A decade-old class of memory attack has been given a dangerous new life — this time targeting modern NVIDIA graphics cards. New research has shown that GDDR6 GPU memory is vulnerable to Rowhammer-style attacks that can ultimately give an attacker full control of the host computer. If you own a GeForce RTX card from the Ampere generation, this one is worth paying close attention to.

What Is Rowhammer — and Why Is It Back?

Rowhammer was first publicly disclosed back in 2014. The core idea is straightforward but unsettling: by repeatedly hammering the same rows in a DRAM memory chip, an attacker can cause nearby bits to flip their values — a 1 becomes a 0, or vice versa. These aren’t random glitches. They’re exploitable. And the original attacks, which targeted system RAM, were eventually patched and mitigated in most modern hardware.

The new research — disclosed at gddr.fail (yes, that’s the actual disclosure domain) and detailed by Ars Technica — shows the same class of attack can now be repurposed for GDDR6, the high-speed memory used in modern NVIDIA GPUs. The two research efforts are named GDDRHammer and GeForge, and together they represent a genuinely worrying extension of an attack method that the industry thought it had mostly contained.

How the Attack Actually Works — Plain English Version

Here’s the chain of events an attacker would trigger. First, they repeatedly access the same memory rows on the GPU’s GDDR6 chips until nearby bits start flipping — the Rowhammer effect. Those bit flips then corrupt the GPU’s page tables: the internal maps that tell the graphics card which areas of memory it is and isn’t allowed to touch.

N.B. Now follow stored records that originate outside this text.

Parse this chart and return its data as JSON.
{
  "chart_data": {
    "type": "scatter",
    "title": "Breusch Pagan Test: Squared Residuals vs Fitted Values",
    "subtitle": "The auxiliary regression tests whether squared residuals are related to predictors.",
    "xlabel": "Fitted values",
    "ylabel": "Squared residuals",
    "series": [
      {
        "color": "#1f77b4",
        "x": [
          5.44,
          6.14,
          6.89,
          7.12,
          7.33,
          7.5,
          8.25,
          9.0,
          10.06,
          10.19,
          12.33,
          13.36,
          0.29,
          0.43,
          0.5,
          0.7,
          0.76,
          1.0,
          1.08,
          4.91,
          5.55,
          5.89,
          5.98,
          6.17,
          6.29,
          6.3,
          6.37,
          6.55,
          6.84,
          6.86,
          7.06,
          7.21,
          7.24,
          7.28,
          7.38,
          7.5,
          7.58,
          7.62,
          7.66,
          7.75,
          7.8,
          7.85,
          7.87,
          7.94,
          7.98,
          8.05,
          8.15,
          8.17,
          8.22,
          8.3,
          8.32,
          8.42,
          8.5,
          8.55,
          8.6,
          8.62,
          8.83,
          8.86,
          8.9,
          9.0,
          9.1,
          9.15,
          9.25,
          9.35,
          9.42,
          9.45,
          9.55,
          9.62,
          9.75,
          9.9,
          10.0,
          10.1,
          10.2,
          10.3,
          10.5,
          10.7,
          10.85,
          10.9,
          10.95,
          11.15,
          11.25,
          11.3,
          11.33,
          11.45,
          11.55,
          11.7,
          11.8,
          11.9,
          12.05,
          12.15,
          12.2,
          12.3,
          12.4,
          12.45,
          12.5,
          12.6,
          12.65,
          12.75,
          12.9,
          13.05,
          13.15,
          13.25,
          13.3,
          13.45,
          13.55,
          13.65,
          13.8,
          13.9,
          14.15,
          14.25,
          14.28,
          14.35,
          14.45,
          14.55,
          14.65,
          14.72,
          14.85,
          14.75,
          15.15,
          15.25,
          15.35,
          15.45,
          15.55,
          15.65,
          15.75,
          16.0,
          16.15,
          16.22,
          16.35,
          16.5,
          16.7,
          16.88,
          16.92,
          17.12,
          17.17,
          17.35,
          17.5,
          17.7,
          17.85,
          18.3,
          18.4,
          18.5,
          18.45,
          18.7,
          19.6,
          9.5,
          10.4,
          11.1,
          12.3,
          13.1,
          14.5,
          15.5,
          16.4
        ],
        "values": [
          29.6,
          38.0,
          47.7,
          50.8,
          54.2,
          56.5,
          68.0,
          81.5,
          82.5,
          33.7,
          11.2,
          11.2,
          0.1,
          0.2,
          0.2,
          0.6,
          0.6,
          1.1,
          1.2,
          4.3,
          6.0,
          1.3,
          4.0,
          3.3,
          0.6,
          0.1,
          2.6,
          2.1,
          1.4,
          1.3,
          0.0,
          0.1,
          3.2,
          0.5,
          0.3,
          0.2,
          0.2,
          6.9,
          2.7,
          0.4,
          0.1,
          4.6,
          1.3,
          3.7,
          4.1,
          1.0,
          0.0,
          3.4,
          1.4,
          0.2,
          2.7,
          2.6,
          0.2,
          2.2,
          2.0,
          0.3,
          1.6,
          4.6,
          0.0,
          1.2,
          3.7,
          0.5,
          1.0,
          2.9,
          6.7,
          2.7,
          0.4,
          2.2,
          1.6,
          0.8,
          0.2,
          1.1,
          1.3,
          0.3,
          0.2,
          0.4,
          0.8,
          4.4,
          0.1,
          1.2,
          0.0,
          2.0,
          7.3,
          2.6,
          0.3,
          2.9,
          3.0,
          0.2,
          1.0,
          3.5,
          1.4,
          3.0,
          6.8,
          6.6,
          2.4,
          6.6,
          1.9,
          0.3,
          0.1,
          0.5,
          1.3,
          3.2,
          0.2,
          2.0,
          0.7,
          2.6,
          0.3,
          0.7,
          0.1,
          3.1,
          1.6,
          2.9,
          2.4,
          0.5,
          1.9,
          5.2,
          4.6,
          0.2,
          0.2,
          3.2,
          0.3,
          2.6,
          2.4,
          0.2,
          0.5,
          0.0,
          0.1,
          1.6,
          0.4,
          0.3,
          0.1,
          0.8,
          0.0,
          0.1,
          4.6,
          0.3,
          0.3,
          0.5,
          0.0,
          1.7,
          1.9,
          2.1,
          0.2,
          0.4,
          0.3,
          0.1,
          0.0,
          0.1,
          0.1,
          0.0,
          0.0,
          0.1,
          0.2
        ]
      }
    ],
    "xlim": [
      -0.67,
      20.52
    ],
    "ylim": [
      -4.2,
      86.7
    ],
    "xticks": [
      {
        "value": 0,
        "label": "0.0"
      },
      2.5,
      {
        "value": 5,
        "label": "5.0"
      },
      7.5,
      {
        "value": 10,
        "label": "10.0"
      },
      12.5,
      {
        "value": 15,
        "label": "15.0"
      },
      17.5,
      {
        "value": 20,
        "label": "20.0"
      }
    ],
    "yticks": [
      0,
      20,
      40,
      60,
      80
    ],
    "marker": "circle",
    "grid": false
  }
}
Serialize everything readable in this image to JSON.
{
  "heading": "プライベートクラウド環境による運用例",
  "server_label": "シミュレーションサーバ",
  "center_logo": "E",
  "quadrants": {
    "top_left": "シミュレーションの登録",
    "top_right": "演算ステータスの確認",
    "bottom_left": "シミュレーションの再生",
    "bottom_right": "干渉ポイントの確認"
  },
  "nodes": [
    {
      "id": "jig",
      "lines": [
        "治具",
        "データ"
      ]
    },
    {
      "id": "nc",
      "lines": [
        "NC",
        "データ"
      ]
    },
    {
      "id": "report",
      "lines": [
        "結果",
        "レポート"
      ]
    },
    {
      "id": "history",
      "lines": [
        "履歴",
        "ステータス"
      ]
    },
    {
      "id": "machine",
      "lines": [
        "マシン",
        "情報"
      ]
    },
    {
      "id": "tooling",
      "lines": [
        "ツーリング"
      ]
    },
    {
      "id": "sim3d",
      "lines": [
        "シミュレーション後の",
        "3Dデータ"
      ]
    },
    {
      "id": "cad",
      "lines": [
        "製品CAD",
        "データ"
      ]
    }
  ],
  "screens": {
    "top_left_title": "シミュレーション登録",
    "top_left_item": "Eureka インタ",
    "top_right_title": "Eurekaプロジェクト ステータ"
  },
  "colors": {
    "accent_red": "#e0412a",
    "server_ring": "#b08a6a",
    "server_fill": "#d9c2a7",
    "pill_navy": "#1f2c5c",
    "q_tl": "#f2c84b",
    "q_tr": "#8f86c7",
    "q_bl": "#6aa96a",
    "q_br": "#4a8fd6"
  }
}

Once those mappings are damaged, the GPU can essentially be redirected to read and write into CPU memory — the main system memory that your operating system and every running application rely on. That’s the moment it becomes a full machine compromise. An attacker who can trigger this remotely, say through malicious GPU compute code or a compromised browser, could in theory gain root-level access to the entire machine.

Which GPUs Are Actually Vulnerable?

The public demonstrations were carried out on a GeForce RTX 3060 and an Ampere-generation workstation GPU. NVIDIA’s own security advisory explicitly referenced the RTX A6000, noting GDDR6 memory as the relevant component. The GDDRHammer research paper reported that nearly all tested RTX A6000 cards were susceptible to induced bit flips.

The news is better for newer hardware. Researchers also tested RTX 3080, RTX 4060, RTX 4060 Ti, and RTX 5050 cards and reported they did not observe bit flips on those models. The Ada-generation RTX 6000 also showed no induced bit flips in testing, with researchers suggesting that GDDR6X — used in higher-end Ada cards — likely benefits from stronger mitigation than standard GDDR6.

As for the RTX 50 series: NVIDIA states that GDDR7-equipped cards, including the entire GeForce RTX 50 lineup, implement on-die ECC that provides indirect protection against Rowhammer-style attacks. RTX 50 cards are not confirmed as affected by either research paper.

What Can You Do About It Right Now?

Both the official gddr.fail FAQ and NVIDIA point to enabling ECC — Error Correcting Code memory — as the primary software-side mitigation. ECC can be toggled on via the command line on supported cards and helps catch and correct memory bit errors before they can be exploited.

That said, ECC comes with real trade-offs that make it less suitable as a blanket fix for consumer gaming systems. Enabling it reduces usable GPU memory and carries a performance penalty — neither of which is appealing for a gaming PC. For workstation and enterprise deployments where the risk is more acute, it makes considerably more sense.

The broader takeaway is that GPU memory — long assumed to be isolated from the rest of the system — is not as sandboxed as everyone believed. As GPUs take on more compute tasks beyond gaming, including AI inference, browser rendering, and general-purpose workloads, the attack surface they represent grows with them. This research is a timely reminder that security doesn’t stop at the CPU.